I am always looking for story ideas for the newsletter, and I literally jumped at this one.
My potting bench is on my deck. It has a deep drawer where I keep seed packets, plant labels, string, and other odds and ends. I was rummaging around in the back of it when I poked something soft. The soft thing moved.
After levitating about two feet in the air, I landed and looked into the drawer. Glaring at me from the back corner was a toad. Although the drawer is not airtight, I’m at a loss as to how he got in there.
He seemed perfectly fine, and a bit put out when I evicted him to a leafy part of the garden near a stone wall, what I thought would be far more comfortable toad habitat.
My encounter has had me thinking about toads lately, because in this wet, heavy summer I’ve been seeing more of them than usual, and not just in my potting bench. And while I see toads every year, I don’t really know much about them. So I decided to do some research.
My toad is the American toad (Anaxyrus americanus), the one most likely to be seen in gardens throughout the U.S. In fact, they are so common there, that they’re known as garden toads. Squat, warty, and two to three and a half inches long, garden toads are nocturnal, coming out at night to hunt. Carnivorous, they mostly eat insects, but have been known to eat small reptiles and even other amphibians. While toads do hop, they are more likely to crawl around to hunt, sitting still when they see a slug or beetle, and catching it with a quick flick of a sticky tongue.
This toad has moved from pot to pot around my deck all summer.
During the day they hide in leaf litter or under rocks, though I frequently find them in my containers, under my deck, or in corners in my garage. Toads can live five years or more, hibernating through winter.
Their dull gray, brown, or green mottled coloring helps them blend into their surroundings. They can change their skin color depending on temperature, humidity, and the surrounding habitat. The one in the silver metal drawer of my potting bench was gray and turned brown once in the garden.
The round discs right behind and below a toad’s eyes are external eardrums, giving them excellent hearing. Behind those are parotoid glands. These glands excrete a toxin that makes the toad poisonous to predators. It causes mouth and throat irritation and can even kill some small animals. Toads can make dogs or cats who eat one quite sick and can also cause an allergic reaction if a person’s skin comes in contact with the toxin. Despite this defense system, a lot of animals eat toads, including snakes, raccoons, and birds.

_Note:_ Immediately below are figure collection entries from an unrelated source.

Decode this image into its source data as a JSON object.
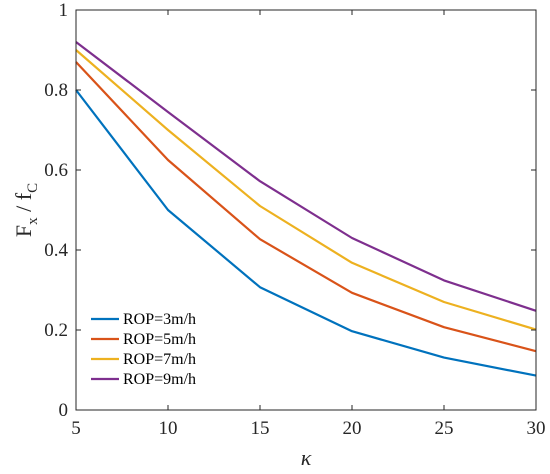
{
  "chart_data": {
    "type": "line",
    "xlabel": "κ",
    "ylabel_main": "F",
    "ylabel_sub1": "x",
    "ylabel_mid": " / f",
    "ylabel_sub2": "C",
    "xlim": [
      5,
      30
    ],
    "ylim": [
      0,
      1
    ],
    "xticks": [
      5,
      10,
      15,
      20,
      25,
      30
    ],
    "yticks": [
      0,
      0.2,
      0.4,
      0.6,
      0.8,
      1
    ],
    "ytick_labels": [
      "0",
      "0.2",
      "0.4",
      "0.6",
      "0.8",
      "1"
    ],
    "grid": false,
    "legend_position": "bottom-left",
    "x": [
      5,
      10,
      15,
      20,
      25,
      30
    ],
    "series": [
      {
        "name": "ROP=3m/h",
        "color": "#0072BD",
        "values": [
          0.8,
          0.5,
          0.307,
          0.197,
          0.131,
          0.086
        ]
      },
      {
        "name": "ROP=5m/h",
        "color": "#D95319",
        "values": [
          0.87,
          0.625,
          0.427,
          0.293,
          0.207,
          0.147
        ]
      },
      {
        "name": "ROP=7m/h",
        "color": "#EDB120",
        "values": [
          0.9,
          0.7,
          0.51,
          0.368,
          0.27,
          0.201
        ]
      },
      {
        "name": "ROP=9m/h",
        "color": "#7E2F8E",
        "values": [
          0.92,
          0.745,
          0.572,
          0.43,
          0.324,
          0.248
        ]
      }
    ]
  }
}
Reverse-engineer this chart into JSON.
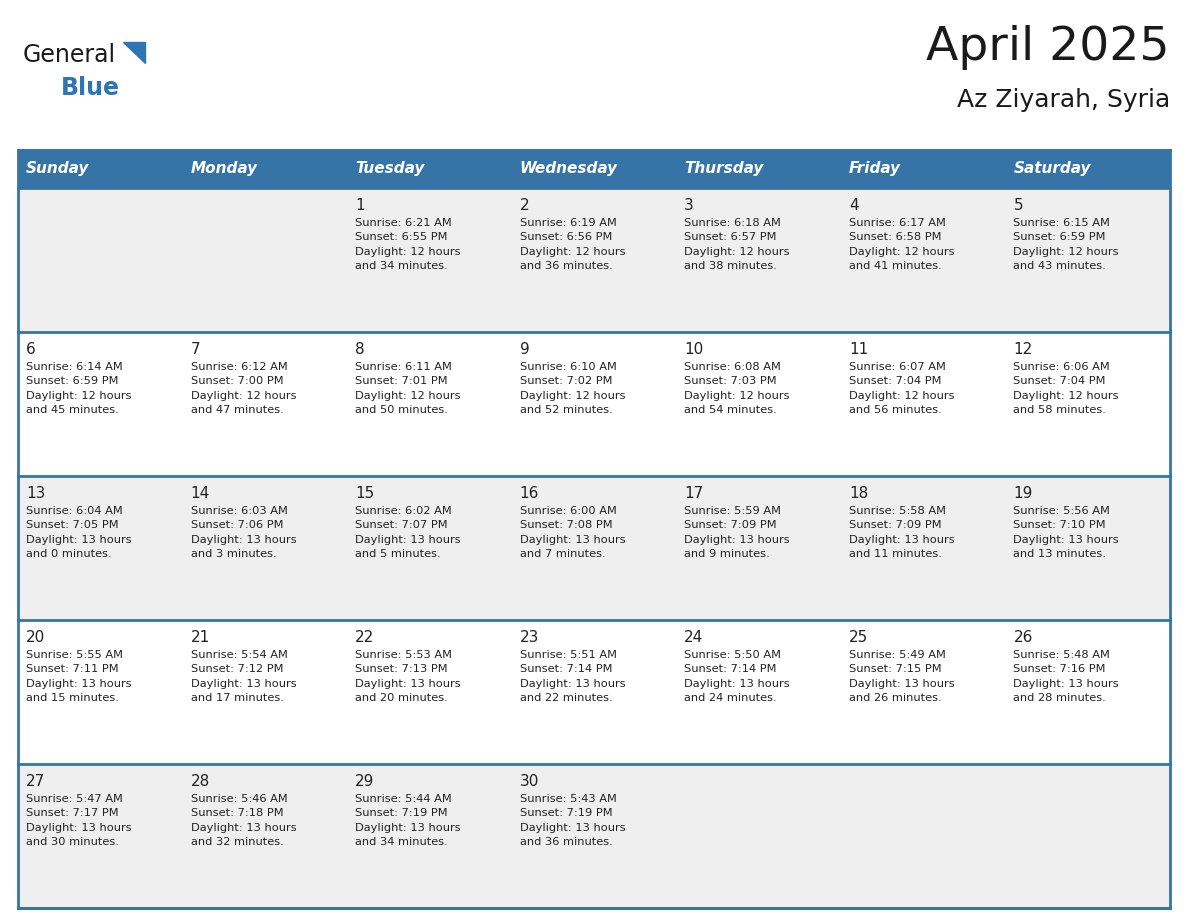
{
  "title": "April 2025",
  "subtitle": "Az Ziyarah, Syria",
  "days_of_week": [
    "Sunday",
    "Monday",
    "Tuesday",
    "Wednesday",
    "Thursday",
    "Friday",
    "Saturday"
  ],
  "header_bg": "#3674a8",
  "header_text": "#FFFFFF",
  "row_bg_odd": "#EFEFEF",
  "row_bg_even": "#FFFFFF",
  "separator_color": "#3674a8",
  "text_color": "#222222",
  "calendar_data": [
    [
      {
        "day": "",
        "info": ""
      },
      {
        "day": "",
        "info": ""
      },
      {
        "day": "1",
        "info": "Sunrise: 6:21 AM\nSunset: 6:55 PM\nDaylight: 12 hours\nand 34 minutes."
      },
      {
        "day": "2",
        "info": "Sunrise: 6:19 AM\nSunset: 6:56 PM\nDaylight: 12 hours\nand 36 minutes."
      },
      {
        "day": "3",
        "info": "Sunrise: 6:18 AM\nSunset: 6:57 PM\nDaylight: 12 hours\nand 38 minutes."
      },
      {
        "day": "4",
        "info": "Sunrise: 6:17 AM\nSunset: 6:58 PM\nDaylight: 12 hours\nand 41 minutes."
      },
      {
        "day": "5",
        "info": "Sunrise: 6:15 AM\nSunset: 6:59 PM\nDaylight: 12 hours\nand 43 minutes."
      }
    ],
    [
      {
        "day": "6",
        "info": "Sunrise: 6:14 AM\nSunset: 6:59 PM\nDaylight: 12 hours\nand 45 minutes."
      },
      {
        "day": "7",
        "info": "Sunrise: 6:12 AM\nSunset: 7:00 PM\nDaylight: 12 hours\nand 47 minutes."
      },
      {
        "day": "8",
        "info": "Sunrise: 6:11 AM\nSunset: 7:01 PM\nDaylight: 12 hours\nand 50 minutes."
      },
      {
        "day": "9",
        "info": "Sunrise: 6:10 AM\nSunset: 7:02 PM\nDaylight: 12 hours\nand 52 minutes."
      },
      {
        "day": "10",
        "info": "Sunrise: 6:08 AM\nSunset: 7:03 PM\nDaylight: 12 hours\nand 54 minutes."
      },
      {
        "day": "11",
        "info": "Sunrise: 6:07 AM\nSunset: 7:04 PM\nDaylight: 12 hours\nand 56 minutes."
      },
      {
        "day": "12",
        "info": "Sunrise: 6:06 AM\nSunset: 7:04 PM\nDaylight: 12 hours\nand 58 minutes."
      }
    ],
    [
      {
        "day": "13",
        "info": "Sunrise: 6:04 AM\nSunset: 7:05 PM\nDaylight: 13 hours\nand 0 minutes."
      },
      {
        "day": "14",
        "info": "Sunrise: 6:03 AM\nSunset: 7:06 PM\nDaylight: 13 hours\nand 3 minutes."
      },
      {
        "day": "15",
        "info": "Sunrise: 6:02 AM\nSunset: 7:07 PM\nDaylight: 13 hours\nand 5 minutes."
      },
      {
        "day": "16",
        "info": "Sunrise: 6:00 AM\nSunset: 7:08 PM\nDaylight: 13 hours\nand 7 minutes."
      },
      {
        "day": "17",
        "info": "Sunrise: 5:59 AM\nSunset: 7:09 PM\nDaylight: 13 hours\nand 9 minutes."
      },
      {
        "day": "18",
        "info": "Sunrise: 5:58 AM\nSunset: 7:09 PM\nDaylight: 13 hours\nand 11 minutes."
      },
      {
        "day": "19",
        "info": "Sunrise: 5:56 AM\nSunset: 7:10 PM\nDaylight: 13 hours\nand 13 minutes."
      }
    ],
    [
      {
        "day": "20",
        "info": "Sunrise: 5:55 AM\nSunset: 7:11 PM\nDaylight: 13 hours\nand 15 minutes."
      },
      {
        "day": "21",
        "info": "Sunrise: 5:54 AM\nSunset: 7:12 PM\nDaylight: 13 hours\nand 17 minutes."
      },
      {
        "day": "22",
        "info": "Sunrise: 5:53 AM\nSunset: 7:13 PM\nDaylight: 13 hours\nand 20 minutes."
      },
      {
        "day": "23",
        "info": "Sunrise: 5:51 AM\nSunset: 7:14 PM\nDaylight: 13 hours\nand 22 minutes."
      },
      {
        "day": "24",
        "info": "Sunrise: 5:50 AM\nSunset: 7:14 PM\nDaylight: 13 hours\nand 24 minutes."
      },
      {
        "day": "25",
        "info": "Sunrise: 5:49 AM\nSunset: 7:15 PM\nDaylight: 13 hours\nand 26 minutes."
      },
      {
        "day": "26",
        "info": "Sunrise: 5:48 AM\nSunset: 7:16 PM\nDaylight: 13 hours\nand 28 minutes."
      }
    ],
    [
      {
        "day": "27",
        "info": "Sunrise: 5:47 AM\nSunset: 7:17 PM\nDaylight: 13 hours\nand 30 minutes."
      },
      {
        "day": "28",
        "info": "Sunrise: 5:46 AM\nSunset: 7:18 PM\nDaylight: 13 hours\nand 32 minutes."
      },
      {
        "day": "29",
        "info": "Sunrise: 5:44 AM\nSunset: 7:19 PM\nDaylight: 13 hours\nand 34 minutes."
      },
      {
        "day": "30",
        "info": "Sunrise: 5:43 AM\nSunset: 7:19 PM\nDaylight: 13 hours\nand 36 minutes."
      },
      {
        "day": "",
        "info": ""
      },
      {
        "day": "",
        "info": ""
      },
      {
        "day": "",
        "info": ""
      }
    ]
  ],
  "logo_text_general": "General",
  "logo_text_blue": "Blue",
  "logo_color_general": "#1a1a1a",
  "logo_color_blue": "#2E75B6",
  "logo_triangle_color": "#2E75B6",
  "fig_width": 11.88,
  "fig_height": 9.18,
  "dpi": 100
}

Toads have expandable vocal sacs in their necks which they inflate with air, then force that air over their vocal cords. Each species has a distinctive call. Some croak, some whistle, some even click. Males (but rarely females) make sounds to attract a mate, sound a distress call or protect territory.
Toads usually breed in the water, though some lay eggs in moist areas on land. The male fertilizes the eggs externally, as the female lays them. The eggs hatch into tadpoles and go through metamorphosis. A tadpole’s tail allows it to move through water, and as it matures, the tail disappears, and the toad migrates to land.
American toads are not considered endangered, but amphibians in general are declining around the world in alarming numbers, due to pesticide and other chemical use, as well as habitat destruction. Toads breathe through their skin as well as their lungs, making them extremely sensitive to poisons.
To attract toads, create a moist environment with hiding places such as rock walls, boards, fallen logs, or a toad house. A small pond or water feature will draw them. Don’t use pesticides, herbicides or other chemicals.
Toads are good and we want them in our gardens. Their presence is a sign that the surrounding waterways are clean enough to support them. In addition to the pest insects they eat, and the croaking songs they sing in the summer night, they are part of the rhythm of nature that exists right outside our door.